体調不良のため将棋の女流王位戦を辞退した西山朋佳女流三冠=白玲、女王、女流王将=が2日、第52期ユニバーサル杯女流名人戦(主催=報知新聞社、日本将棋連盟、特別協賛=(株)ユニバーサルエンターテインメント)の女流名人リーグで復帰したが、ここまで対局成績6戦6勝だった大島綾華女流二段に138手で初黒星を喫した。

 本来は西山の本拠地である東京・渋谷区の将棋会館で指される予定だったが、西山の申し入れを大島も合意して、会場が大阪・高槻市の関西将棋会館に変更された。

 先手の西山は三間飛車を選択。午前中は2度の角交換を行い、互角の勝負となった。午後は大島が優勢となったが、93手目の▲6一角打ちで攻めに転じると、大島が持ち時間の2時間を使い切って1分将棋へ。最終盤は一進一退の攻防となったが、最後は大島に押し切られた。

 やはり西山は万全ではなかった。顔色は優れず、午前9時20分の会館入りも、非常にゆっくりした歩調だった。医師の診断書を携え、規定により「いす対局」となり、洋室で盤上に視線を注いだ。大島も「少し体調が悪そうではありました」と振り返ったように、投了後もほとんど感想戦は行わず、体調を考慮されて取材も行われなかった。

 対西山で7戦目にして初勝利を挙げ、今期女流名人リーグ初戦を幸先良く白星で飾った大島は「去年より1勝でも多く勝てるように頑張りたい」と昨期の4勝5敗から、まずは勝ち越しを目指すと意気込みを示した。

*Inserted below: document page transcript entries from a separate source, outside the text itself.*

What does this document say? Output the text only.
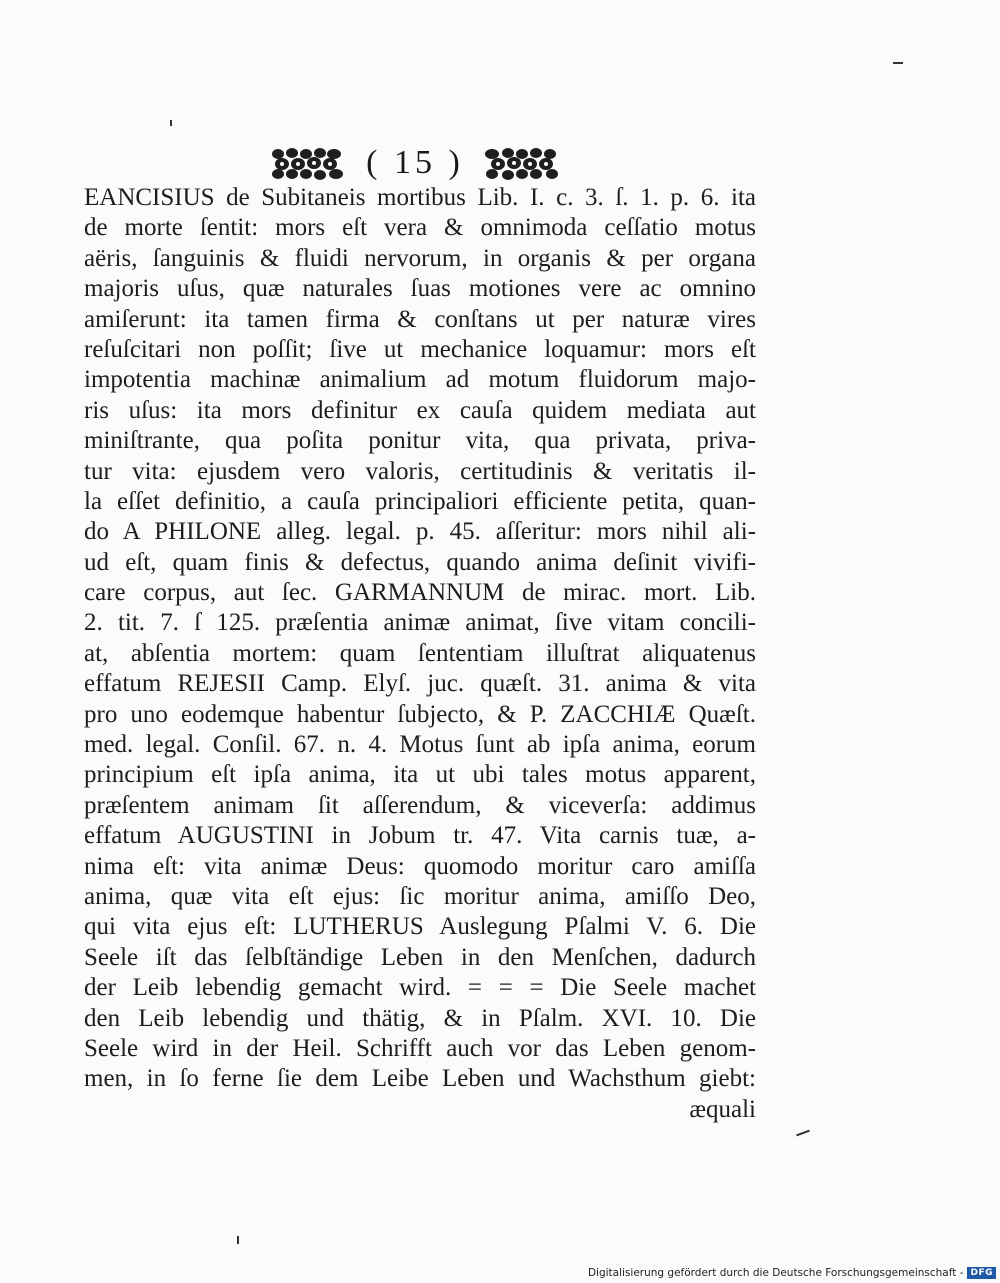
( 15 )
EANCISIUS de Subitaneis mortibus Lib. I. c. 3. ſ. 1. p. 6. ita
de morte ſentit: mors eſt vera & omnimoda ceſſatio motus
aëris, ſanguinis & fluidi nervorum, in organis & per organa
majoris uſus, quæ naturales ſuas motiones vere ac omnino
amiſerunt: ita tamen firma & conſtans ut per naturæ vires
reſuſcitari non poſſit; ſive ut mechanice loquamur: mors eſt
impotentia machinæ animalium ad motum fluidorum majo-
ris uſus: ita mors definitur ex cauſa quidem mediata aut
miniſtrante, qua poſita ponitur vita, qua privata, priva-
tur vita: ejusdem vero valoris, certitudinis & veritatis il-
la eſſet definitio, a cauſa principaliori efficiente petita, quan-
do A PHILONE alleg. legal. p. 45. aſſeritur: mors nihil ali-
ud eſt, quam finis & defectus, quando anima deſinit vivifi-
care corpus, aut ſec. GARMANNUM de mirac. mort. Lib.
2. tit. 7. ſ 125. præſentia animæ animat, ſive vitam concili-
at, abſentia mortem: quam ſententiam illuſtrat aliquatenus
effatum REJESII Camp. Elyſ. juc. quæſt. 31. anima & vita
pro uno eodemque habentur ſubjecto, & P. ZACCHIÆ Quæſt.
med. legal. Conſil. 67. n. 4. Motus ſunt ab ipſa anima, eorum
principium eſt ipſa anima, ita ut ubi tales motus apparent,
præſentem animam ſit aſſerendum, & viceverſa: addimus
effatum AUGUSTINI in Jobum tr. 47. Vita carnis tuæ, a-
nima eſt: vita animæ Deus: quomodo moritur caro amiſſa
anima, quæ vita eſt ejus: ſic moritur anima, amiſſo Deo,
qui vita ejus eſt: LUTHERUS Auslegung Pſalmi V. 6. Die
Seele iſt das ſelbſtändige Leben in den Menſchen, dadurch
der Leib lebendig gemacht wird. = = = Die Seele machet
den Leib lebendig und thätig, & in Pſalm. XVI. 10. Die
Seele wird in der Heil. Schrifft auch vor das Leben genom-
men, in ſo ferne ſie dem Leibe Leben und Wachsthum giebt:
æquali
Digitalisierung gefördert durch die Deutsche Forschungsgemeinschaft - DFG
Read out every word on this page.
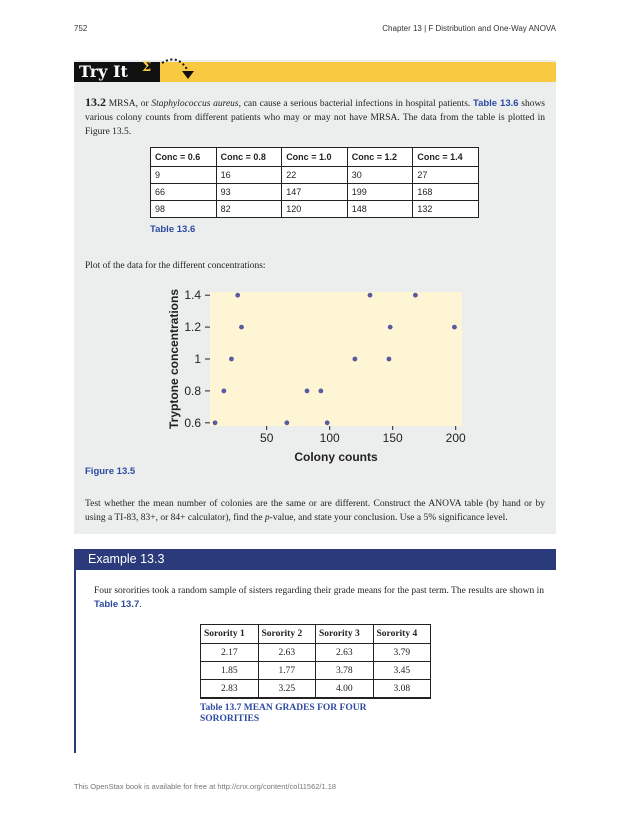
752	Chapter 13 | F Distribution and One-Way ANOVA
Try It	Σ
13.2 MRSA, or Staphylococcus aureus, can cause a serious bacterial infections in hospital patients. Table 13.6 shows various colony counts from different patients who may or may not have MRSA. The data from the table is plotted in Figure 13.5.
Conc = 0.6	Conc = 0.8	Conc = 1.0	Conc = 1.2	Conc = 1.4
9	16	22	30	27
66	93	147	199	168
98	82	120	148	132
Table 13.6
Plot of the data for the different concentrations:
50	100	150	200
0.6
0.8
1
1.2
1.4
Colony counts
Tryptone concentrations
Figure 13.5
Test whether the mean number of colonies are the same or are different. Construct the ANOVA table (by hand or by using a TI-83, 83+, or 84+ calculator), find the p-value, and state your conclusion. Use a 5% significance level.
Example 13.3
Four sororities took a random sample of sisters regarding their grade means for the past term. The results are shown in Table 13.7.
Sorority 1	Sorority 2	Sorority 3	Sorority 4
2.17	2.63	2.63	3.79
1.85	1.77	3.78	3.45
2.83	3.25	4.00	3.08
Table 13.7 MEAN GRADES FOR FOUR SORORITIES
This OpenStax book is available for free at http://cnx.org/content/col11562/1.18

 西山は挑戦者として福間香奈女流王位=清麗、女流王座、女流名人、倉敷藤花=と対局予定だった、第36期女流王位戦五番勝負(第1局=4月24日)の出場を辞退する旨を同22日、連盟に申告。代わって伊藤沙恵女流四段が出場した。同28日に行われる予定だった清麗戦本戦1回戦も欠場し、不戦敗となっていた。

 また西山は、同23日に自身のX(旧ツイッター)を更新。「早急な手術および入院が必要となりました」と説明していた。そして「少しの間休みましたら再び盤上に戻ってまいります。今後ともどうか温かく見守っていただけましたら幸いです」と強調した通り、22日の辞退から10日後の復帰となった。